Scotland Yard podría solicitar la extradición de Andrei Lugovoi, el principal sospechoso del envenenamiento del ex espía ruso Alexander Litvinenko en Londres, lo cual puede desencadenar una fuerte confrontación entre Londres y Moscú.
Según el diario The Guardian, que cita a fuentes gubernamentales que pidieron el anonimato, el pedido de extradición de Lugovoi, un ex agente de la KGB que se reunió con Litvinenko el día que éste fue envenenado, el 1 de noviembre, en un hotel del centro de Londres, podría ser iniciado en febrero.
La policía británica, que según The Guardian se prepara a remitir a la fiscalía rusa el dossier sobre Litvinenko, envenenado con material radiactivo, no confirmó las informaciones del diario británico, limitándose a reiterar que «la indagación sigue su curso».
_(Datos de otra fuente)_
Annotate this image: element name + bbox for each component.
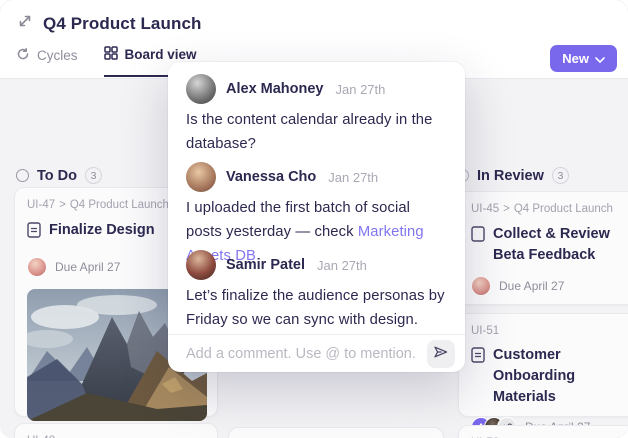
card-project: Q4 Product Launch <box>513 203 613 215</box>
comment-author: Vanessa Cho <box>226 169 317 185</box>
tab-label: Cycles <box>37 48 78 63</box>
comment-date: Jan 27th <box>317 257 367 273</box>
document-icon <box>471 347 485 408</box>
board-grid-icon <box>103 46 118 63</box>
breadcrumb: UI-45 > Q4 Product Launch <box>471 203 627 215</box>
page-title: Q4 Product Launch <box>43 13 202 33</box>
comment-body: Is the content calendar already in the d… <box>186 112 433 152</box>
chevron-down-icon <box>595 51 605 66</box>
cycles-icon <box>16 47 30 64</box>
document-icon <box>27 222 41 245</box>
comment-author: Samir Patel <box>226 257 305 273</box>
due-date: Due April 27 <box>55 260 121 274</box>
comment-date: Jan 27th <box>328 169 379 185</box>
app-window: To Do 3 UI-47 > Q4 Product Launch Finalize… <box>0 0 628 438</box>
column-title: In Review <box>477 167 544 184</box>
document-icon <box>471 226 485 266</box>
card-collect-review-beta[interactable]: UI-45 > Q4 Product Launch Collect & Review… <box>458 191 628 305</box>
column-title: To Do <box>37 167 77 184</box>
avatar <box>186 162 216 192</box>
column-count-badge: 3 <box>85 167 102 184</box>
card-title: Collect & Review Beta Feedback <box>493 226 610 263</box>
comment-date: Jan 27th <box>335 81 386 97</box>
card-id: UI-47 <box>27 199 56 211</box>
column-header-todo: To Do 3 <box>16 167 102 184</box>
card-project: Q4 Product Launch <box>69 199 169 211</box>
card-press-release[interactable]: Finalize Press Release & Media Kit for L… <box>228 427 444 438</box>
column-header-in-review: In Review 3 <box>456 167 569 184</box>
card-title: Finalize Design <box>49 222 155 238</box>
due-date: Due April 27 <box>499 279 565 293</box>
send-icon <box>433 345 449 362</box>
send-comment-button[interactable] <box>427 339 455 368</box>
comment-input-row <box>168 334 465 372</box>
comment-input[interactable] <box>186 345 419 362</box>
tab-cycles[interactable]: Cycles <box>16 46 78 77</box>
card-prep-training[interactable]: UI-48 Prep Training A +2 Due April 27 <box>14 423 218 438</box>
new-button[interactable]: New <box>550 45 617 72</box>
tab-label: Board view <box>124 47 197 62</box>
new-button-label: New <box>562 51 589 66</box>
card-partnership-outreach[interactable]: UI-52 Partnership Outreach Em Due April … <box>458 425 628 438</box>
breadcrumb-separator: > <box>59 199 66 211</box>
avatar <box>186 250 216 280</box>
card-customer-onboarding[interactable]: UI-51 Customer Onboarding Materials A +2… <box>458 313 628 437</box>
assignee-avatar <box>27 257 47 277</box>
todo-status-circle-icon <box>16 169 29 182</box>
comment-author: Alex Mahoney <box>226 81 324 97</box>
comments-popup: Alex Mahoney Jan 27th Is the content cal… <box>168 62 465 372</box>
comment-body: Let’s finalize the audience personas by … <box>186 288 445 328</box>
column-count-badge: 3 <box>551 167 569 184</box>
assignee-avatar <box>471 276 491 296</box>
card-id: UI-45 <box>471 203 500 215</box>
breadcrumb-separator: > <box>503 203 510 215</box>
expand-diagonal-arrow-icon[interactable] <box>17 13 33 34</box>
avatar <box>186 74 216 104</box>
card-id: UI-51 <box>471 325 500 337</box>
card-title: Customer Onboarding Materials <box>493 347 576 405</box>
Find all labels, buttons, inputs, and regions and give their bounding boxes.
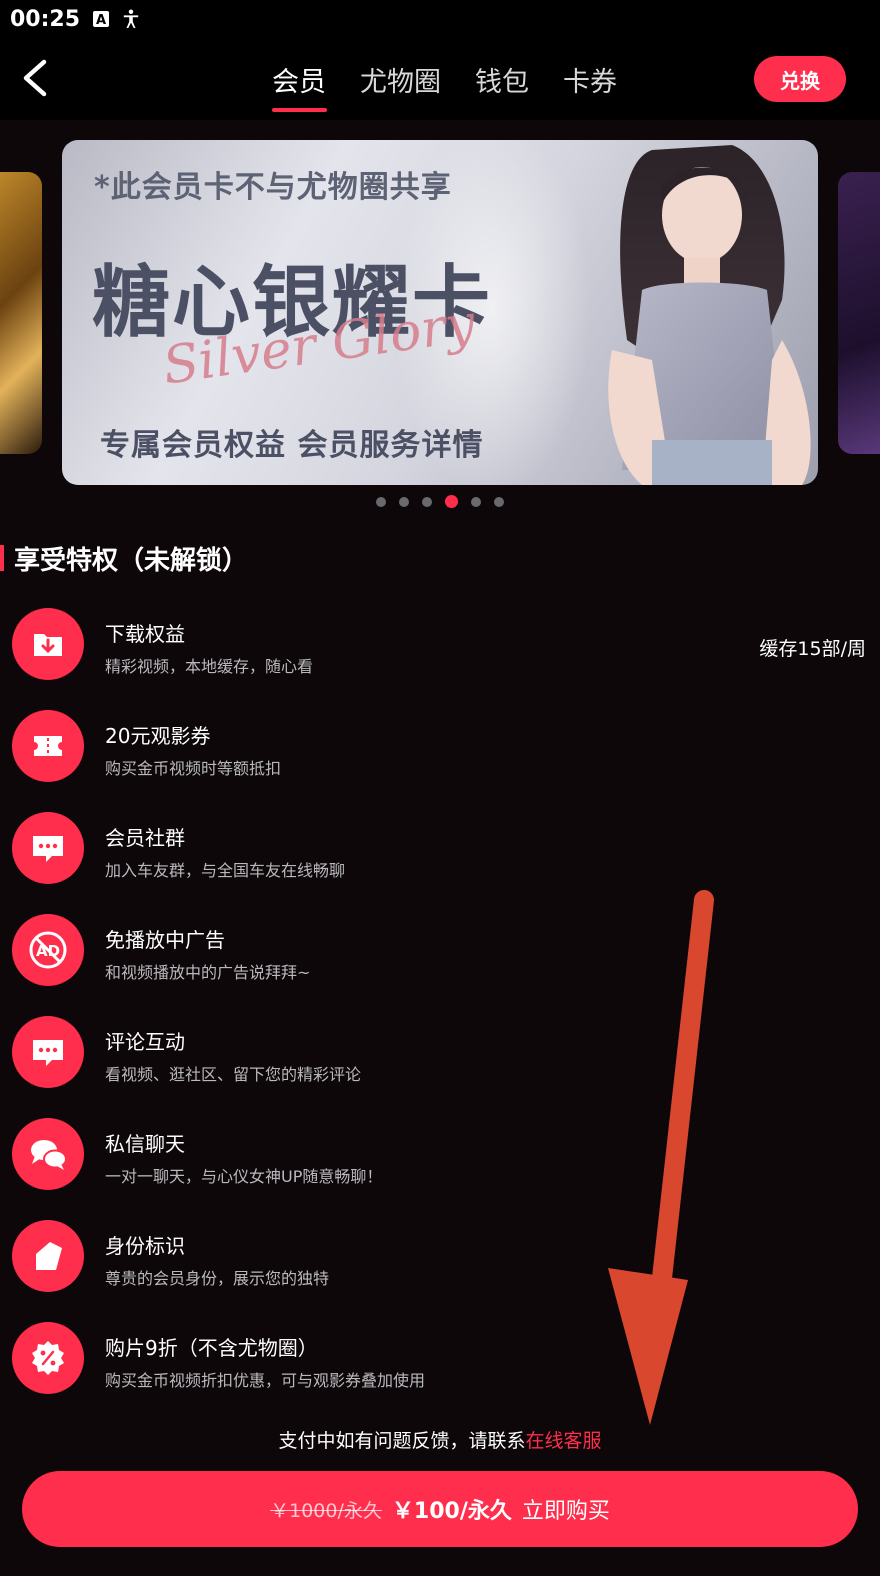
perk-identity-badge: 身份标识 尊贵的会员身份，展示您的独特 bbox=[12, 1220, 872, 1300]
perk-title: 评论互动 bbox=[105, 1030, 185, 1054]
top-nav: 会员 尤物圈 钱包 卡券 兑换 bbox=[0, 38, 880, 120]
perk-desc: 和视频播放中的广告说拜拜~ bbox=[105, 963, 311, 982]
perk-private-chat: 私信聊天 一对一聊天，与心仪女神UP随意畅聊！ bbox=[12, 1118, 872, 1198]
discount-icon bbox=[12, 1322, 84, 1394]
tab-membership[interactable]: 会员 bbox=[272, 60, 343, 112]
perk-title: 免播放中广告 bbox=[105, 928, 225, 952]
font-a-icon: A bbox=[92, 10, 110, 28]
perk-discount: 购片9折（不含尤物圈） 购买金币视频折扣优惠，可与观影券叠加使用 bbox=[12, 1322, 872, 1402]
original-price: ￥1000/永久 bbox=[270, 1499, 382, 1522]
model-photo bbox=[608, 145, 811, 485]
carousel-dot[interactable] bbox=[471, 497, 481, 507]
private-chat-icon bbox=[12, 1118, 84, 1190]
customer-service-link[interactable]: 在线客服 bbox=[526, 1430, 602, 1452]
buy-now-label: 立即购买 bbox=[521, 1499, 610, 1524]
download-icon bbox=[12, 608, 84, 680]
perk-desc: 加入车友群，与全国车友在线畅聊 bbox=[105, 861, 346, 880]
perk-desc: 购买金币视频时等额抵扣 bbox=[105, 759, 282, 778]
perk-title: 身份标识 bbox=[105, 1234, 185, 1258]
buy-now-button[interactable]: ￥1000/永久 ￥100/永久 立即购买 bbox=[22, 1471, 858, 1547]
ticket-icon bbox=[12, 710, 84, 782]
accessibility-icon bbox=[122, 9, 140, 28]
carousel-dot[interactable] bbox=[376, 497, 386, 507]
perk-desc: 看视频、逛社区、留下您的精彩评论 bbox=[105, 1065, 362, 1084]
perk-download: 下载权益 精彩视频，本地缓存，随心看 缓存15部/周 bbox=[12, 608, 872, 688]
no-ads-icon: AD bbox=[12, 914, 84, 986]
tab-coupons[interactable]: 卡券 bbox=[546, 60, 634, 112]
annotation-arrow-icon bbox=[608, 890, 714, 1425]
payment-help-text: 支付中如有问题反馈，请联系 bbox=[278, 1430, 526, 1452]
perk-desc: 一对一聊天，与心仪女神UP随意畅聊！ bbox=[105, 1167, 383, 1186]
back-button[interactable] bbox=[16, 56, 56, 100]
perk-desc: 购买金币视频折扣优惠，可与观影券叠加使用 bbox=[105, 1371, 426, 1390]
perk-quota: 缓存15部/周 bbox=[759, 638, 866, 660]
perk-title: 购片9折（不含尤物圈） bbox=[105, 1336, 318, 1360]
tab-bar: 会员 尤物圈 钱包 卡券 bbox=[272, 60, 634, 112]
badge-tag-icon bbox=[12, 1220, 84, 1292]
banner-subtitle: 专属会员权益 会员服务详情 bbox=[100, 428, 484, 463]
section-accent-bar bbox=[0, 545, 4, 571]
perk-ticket: 20元观影券 购买金币视频时等额抵扣 bbox=[12, 710, 872, 790]
perk-title: 下载权益 bbox=[105, 622, 185, 646]
chat-bubble-icon bbox=[12, 812, 84, 884]
perk-title: 20元观影券 bbox=[105, 724, 211, 748]
section-title: 享受特权（未解锁） bbox=[14, 545, 249, 576]
status-time: 00:25 bbox=[10, 6, 81, 32]
chevron-left-icon bbox=[23, 59, 47, 97]
perk-title: 会员社群 bbox=[105, 826, 185, 850]
banner-notice: *此会员卡不与尤物圈共享 bbox=[94, 170, 452, 205]
perk-community: 会员社群 加入车友群，与全国车友在线畅聊 bbox=[12, 812, 872, 892]
carousel-dot-active[interactable] bbox=[445, 495, 458, 508]
membership-card-banner[interactable]: *此会员卡不与尤物圈共享 糖心银耀卡 Silver Glory 专属会员权益 会… bbox=[62, 140, 818, 485]
carousel-dot[interactable] bbox=[494, 497, 504, 507]
carousel-dot[interactable] bbox=[422, 497, 432, 507]
perk-comments: 评论互动 看视频、逛社区、留下您的精彩评论 bbox=[12, 1016, 872, 1096]
carousel-indicator bbox=[376, 495, 504, 508]
sale-price: ￥100/永久 bbox=[391, 1499, 512, 1524]
exchange-button[interactable]: 兑换 bbox=[754, 56, 846, 102]
status-bar: 00:25 A bbox=[0, 0, 880, 38]
perk-desc: 尊贵的会员身份，展示您的独特 bbox=[105, 1269, 330, 1288]
next-card-preview[interactable] bbox=[838, 172, 880, 454]
comment-icon bbox=[12, 1016, 84, 1088]
perk-no-ads: AD 免播放中广告 和视频播放中的广告说拜拜~ bbox=[12, 914, 872, 994]
tab-wallet[interactable]: 钱包 bbox=[458, 60, 546, 112]
svg-text:A: A bbox=[96, 13, 106, 28]
perk-title: 私信聊天 bbox=[105, 1132, 185, 1156]
payment-help-note: 支付中如有问题反馈，请联系在线客服 bbox=[0, 1426, 880, 1453]
tab-youwu-circle[interactable]: 尤物圈 bbox=[343, 60, 458, 112]
perk-desc: 精彩视频，本地缓存，随心看 bbox=[105, 657, 314, 676]
previous-card-preview[interactable] bbox=[0, 172, 42, 454]
banner-carousel[interactable]: *此会员卡不与尤物圈共享 糖心银耀卡 Silver Glory 专属会员权益 会… bbox=[0, 120, 880, 520]
section-heading: 享受特权（未解锁） bbox=[0, 540, 248, 576]
carousel-dot[interactable] bbox=[399, 497, 409, 507]
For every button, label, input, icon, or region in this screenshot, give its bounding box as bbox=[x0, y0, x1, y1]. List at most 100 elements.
«Altos responsables del gobierno indicaron al Guardian que un expediente sobre el asesinato que debe ser remitido próximamente a la fiscalía indica que hay suficientes elementos contra Andrei Lougovoi para que la fiscalía decida si debe ser procesado», escribió el diario.
Lugovoi dejó detrás de él huellas de polonio en varios lugares de Londres, entre ellos en el Hotel Millenium, donde se reunión con Litvinenko, así como en un avión que tomó para viajar a la capital británica.
Ocho trabajadores y tres huéspedes de ese hotel han dado positivo a las pruebas de radiación por polonio 210.
Según el Guardian, la extradición del sospechoso de envenenar con material radiactivo a Litvinenko podría realizarse a cambio de la extradición del oligarca ruso Boris Berezovski, radicado en Londres y que tiene estatuto de asilado político en Gran Bretaña.
Los familiares y allegados del ex espía acusaron al Kremklin de ser culpables de su muerte, lo que fue rechazado con indignación por Moscú.
También, en una carta póstuma al presidente ruso, el propio Litvinenko lo acusó de estar tras su muerte.
Lugovoi, que ha recibido tratamiento en un centro médico de Moscú tras sufrir síntomas de contaminación radiactiva, ha negado cualquier implicación en la muerte de Litvinenko.
El viernes, el ex agente de la KGB ironizó sobre las informaciones de prensa según las cuales el Reino Unido pedirá su extradición.
«Pueden escribir en su artículo que Lougovoi se rio cuando leyó el artículo en The Guardian sobre su extradición», declaró el mismo Lugovoi, citado por la agencia Ria-Novosti.
Londres espera que Moscú exiga en contrapartida a la extradición de Lougovoi, la de Berezovski, una ex eminencia gris del Kremlin, que entró en conflicto con el presidente ruso Vladimir Putin.
La justicia británica ya ha excluido la extradición del oligarca ruso, por considerar que el pedido de Moscú está motivado por fines políticos y que no podía esperar un juicio justo en Rusia.